Иосиф снимает телефонную трубку и набирает ленинградский номер.
Ожидание в виде длинных гудков, которое кажется бесконечностью, наконец прерывает голос отца. Он звучит из воображаемой глубины и советской дали глухо, и для этого приходится говорить громче, плотно прижимая трубку к губам, почти кричать:
– Папа, представляешь, вчера мне приснился первый стопроцентно нью-йоркский сон. Приснилось, что мне нужно отсюда, из Гринвич-Виллиджа, отправиться куда-то на 120-ю или 130-ю улицу. И для этого мне надо сесть в метро. А когда я подхожу к метро, то вдруг вижу, что весь этот Бродвей – то есть отсюда, скажем, Гарлема или даже дальше – поднимается и становится вертикально!

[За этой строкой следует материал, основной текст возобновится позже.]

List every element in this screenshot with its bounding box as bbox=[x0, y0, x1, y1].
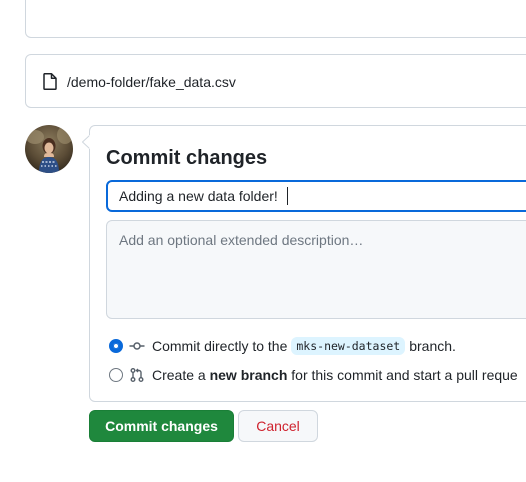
commit-direct-option[interactable]: Commit directly to the mks-new-dataset b… bbox=[109, 336, 456, 356]
panel-caret bbox=[82, 135, 93, 149]
commit-direct-radio[interactable] bbox=[109, 339, 123, 353]
commit-title: Commit changes bbox=[106, 147, 268, 169]
file-path: /demo-folder/fake_data.csv bbox=[67, 74, 236, 90]
commit-changes-button[interactable]: Commit changes bbox=[89, 410, 234, 442]
branch-name: mks-new-dataset bbox=[291, 337, 406, 355]
git-pull-request-icon bbox=[130, 368, 144, 382]
commit-direct-prefix: Commit directly to the bbox=[152, 338, 288, 354]
new-branch-prefix: Create a bbox=[152, 367, 206, 383]
avatar[interactable] bbox=[25, 125, 73, 173]
new-branch-suffix: for this commit and start a pull reque bbox=[291, 367, 518, 383]
text-cursor bbox=[287, 187, 288, 205]
new-branch-radio[interactable] bbox=[109, 368, 123, 382]
file-icon bbox=[43, 73, 57, 90]
cancel-button[interactable]: Cancel bbox=[238, 410, 318, 442]
commit-summary-input[interactable] bbox=[106, 180, 526, 212]
commit-description-input[interactable] bbox=[106, 220, 526, 319]
git-commit-icon bbox=[129, 342, 145, 350]
editor-panel bbox=[25, 0, 526, 38]
new-branch-bold: new branch bbox=[209, 367, 288, 383]
commit-direct-suffix: branch. bbox=[409, 338, 456, 354]
avatar-image bbox=[25, 125, 73, 173]
new-branch-option[interactable]: Create a new branch for this commit and … bbox=[109, 365, 518, 385]
file-path-box: /demo-folder/fake_data.csv bbox=[25, 54, 526, 108]
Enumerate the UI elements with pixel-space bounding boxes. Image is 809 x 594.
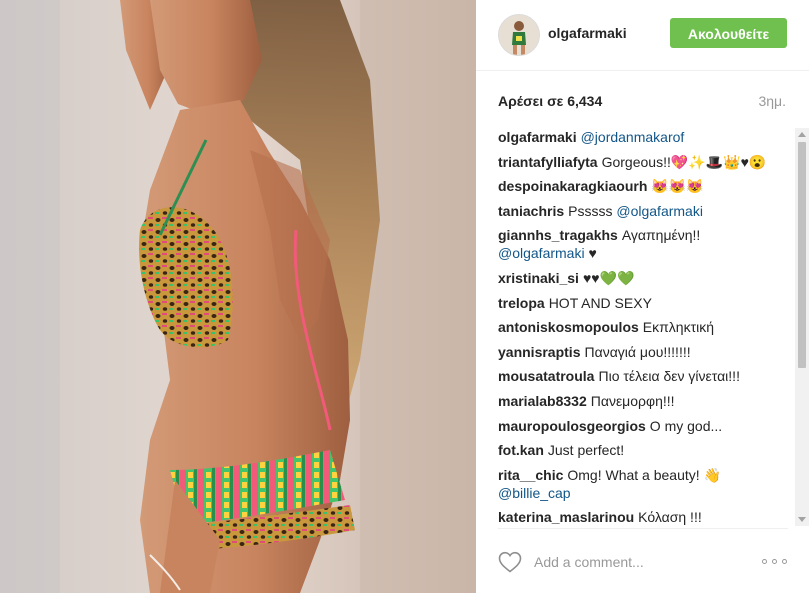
comment-item: katerina_maslarinou Κόλαση !!! xyxy=(498,508,788,526)
comment-username[interactable]: mousatatroula xyxy=(498,368,594,384)
comment-item: mousatatroula Πιο τέλεια δεν γίνεται!!! xyxy=(498,367,788,385)
add-comment-input[interactable] xyxy=(534,551,734,573)
comment-username[interactable]: giannhs_tragakhs xyxy=(498,227,618,243)
post-details-panel: olgafarmaki Ακολουθείτε Αρέσει σε 6,434 … xyxy=(476,0,809,593)
comment-username[interactable]: triantafylliafyta xyxy=(498,154,598,170)
post-photo[interactable] xyxy=(0,0,476,593)
post-header: olgafarmaki Ακολουθείτε xyxy=(476,0,809,71)
more-dot xyxy=(782,559,787,564)
comment-text: Psssss xyxy=(568,202,613,219)
avatar[interactable] xyxy=(498,14,540,56)
avatar-image xyxy=(499,15,539,55)
likes-row: Αρέσει σε 6,434 3ημ. xyxy=(498,93,786,113)
comment-item: despoinakaragkiaourh 😻😻😻 xyxy=(498,177,788,195)
comments-scrollbar[interactable] xyxy=(795,128,809,526)
comment-text: Πανεμορφη!!! xyxy=(590,392,675,409)
comments-list[interactable]: olgafarmaki @jordanmakarof triantafylliafy… xyxy=(498,128,788,528)
comment-username[interactable]: fot.kan xyxy=(498,442,544,458)
comment-username[interactable]: marialab8332 xyxy=(498,393,587,409)
more-options-icon[interactable] xyxy=(762,557,788,567)
comment-item: mauropoulosgeorgios O my god... xyxy=(498,417,788,435)
comment-item: triantafylliafyta Gorgeous!!💖✨🎩👑♥😮 xyxy=(498,153,788,171)
comment-username[interactable]: rita__chic xyxy=(498,467,563,483)
following-button[interactable]: Ακολουθείτε xyxy=(670,18,787,48)
comment-text: Gorgeous!!💖✨🎩👑♥😮 xyxy=(601,153,767,170)
comment-mention-link[interactable]: @olgafarmaki xyxy=(498,245,585,261)
comment-item: fot.kan Just perfect! xyxy=(498,441,788,459)
comment-text: Just perfect! xyxy=(547,442,625,459)
comment-mention-link[interactable]: @olgafarmaki xyxy=(616,203,703,219)
comment-username[interactable]: despoinakaragkiaourh xyxy=(498,178,647,194)
post-footer xyxy=(498,528,788,594)
scroll-up-arrow-icon[interactable] xyxy=(798,132,806,137)
comment-username[interactable]: olgafarmaki xyxy=(498,129,577,145)
comment-username[interactable]: mauropoulosgeorgios xyxy=(498,418,646,434)
comment-item: yannisraptis Παναγιά μου!!!!!!! xyxy=(498,343,788,361)
comment-username[interactable]: antoniskosmopoulos xyxy=(498,319,639,335)
comment-text: Εκπληκτική xyxy=(642,319,715,336)
comment-username[interactable]: yannisraptis xyxy=(498,344,580,360)
comment-text: HOT AND SEXY xyxy=(548,294,652,311)
comment-item: rita__chic Omg! What a beauty! 👋 @billie_… xyxy=(498,466,788,502)
comment-text: O my god... xyxy=(649,417,723,434)
comment-text: Παναγιά μου!!!!!!! xyxy=(584,343,691,360)
comment-text: Κόλαση !!! xyxy=(638,509,702,526)
comment-item: trelopa HOT AND SEXY xyxy=(498,294,788,312)
comment-text: 😻😻😻 xyxy=(651,178,704,195)
scroll-down-arrow-icon[interactable] xyxy=(798,517,806,522)
comment-username[interactable]: xristinaki_si xyxy=(498,270,579,286)
comment-item: antoniskosmopoulos Εκπληκτική xyxy=(498,318,788,336)
comment-mention-link[interactable]: @jordanmakarof xyxy=(581,129,685,145)
comment-username[interactable]: trelopa xyxy=(498,295,545,311)
photo-illustration xyxy=(0,0,476,593)
comment-item: xristinaki_si ♥♥💚💚 xyxy=(498,269,788,287)
post-time[interactable]: 3ημ. xyxy=(758,93,786,109)
post-username[interactable]: olgafarmaki xyxy=(548,25,627,41)
more-dot xyxy=(772,559,777,564)
comment-username[interactable]: taniachris xyxy=(498,203,564,219)
comment-item: taniachris Psssss @olgafarmaki xyxy=(498,202,788,220)
more-dot xyxy=(762,559,767,564)
scrollbar-thumb[interactable] xyxy=(798,142,806,368)
comment-username[interactable]: katerina_maslarinou xyxy=(498,509,634,525)
comment-emoji: ♥ xyxy=(588,245,597,262)
comment-text: ♥♥💚💚 xyxy=(582,269,635,286)
heart-outline-icon[interactable] xyxy=(498,551,522,573)
comment-text: Αγαπημένη!! xyxy=(621,227,701,244)
comment-mention-link[interactable]: @billie_cap xyxy=(498,485,571,501)
comment-text: Omg! What a beauty! 👋 xyxy=(567,466,721,483)
comment-item: marialab8332 Πανεμορφη!!! xyxy=(498,392,788,410)
likes-count[interactable]: Αρέσει σε 6,434 xyxy=(498,93,602,109)
comment-text: Πιο τέλεια δεν γίνεται!!! xyxy=(598,368,740,385)
comment-item: giannhs_tragakhs Αγαπημένη!! @olgafarmaki… xyxy=(498,226,788,262)
comment-item: olgafarmaki @jordanmakarof xyxy=(498,128,788,146)
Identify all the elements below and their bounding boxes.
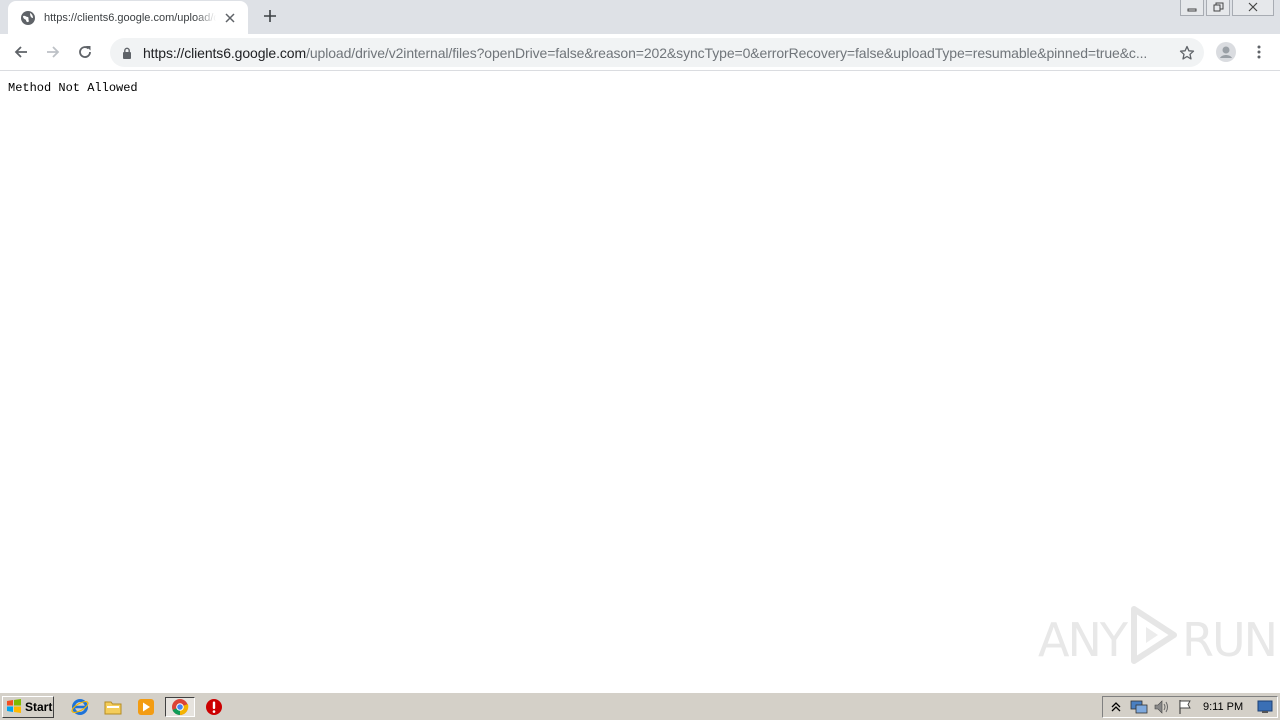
- url-host: https://clients6.google.com: [143, 44, 307, 61]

То есть вся эта длинная улица внезапно превратилась в жуткий небоскреб. И поэтому метро перестает быть метро, а становится лифтом. И я поднимаюсь куда-то, ощущая при этом, что Бродвей становится на попа! Ты представляешь?
– Не очень, сынок, – доносится из телефонной трубки, – но это не важно.
– Потрясающее зрелище, папа, – Иосиф встает из кресла и продолжает говорить, расхаживая по небольшой мощеной террасе с садовым столиком, – а доехав таким образом до 120-й улицы, я выхожу из лифта на перекресток, как на лестничную площадку. Это был совершенно новый для меня масштаб сна, папа! При этом за Иосифом наблюдает кот, отдыхающий на подоконнике, который в квартире Бродского является его местом.
– Я очень рад за тебя, Иосиф, – отвечает Александр Иванович, пытаясь при этом вообразить себе подобную фантасмагорическую картину здесь, в Ленинграде. Нет, представить себе такое на Невском абсолютно невозможно, ведь тогда Адмиралтейство нависнет над Александро-Невской лаврой, или, наоборот, лавра нависнет над Адмиралтейством, и обрушение станет неизбежным, что приведет к многочисленным жертвам среди населения и хаосу.
Потом отец и сын еще какое-то время говорят о разных мелочах, но образ вертикального города не идет из головы.
Кстати, подобный эпизод будет точь-в-точь воссоздан в картине Кристофера Нолана «Начало» (Inception) с Леонардо Ди Каприо в главной роли.
Иосиф кладет трубку на рычаг, накидывает плащ и, закуривая на ходу, направляется на Гудзон, на старый пирс, что расположен в пяти минутах ходьбы от дома.
В это время года и суток тут пустынно.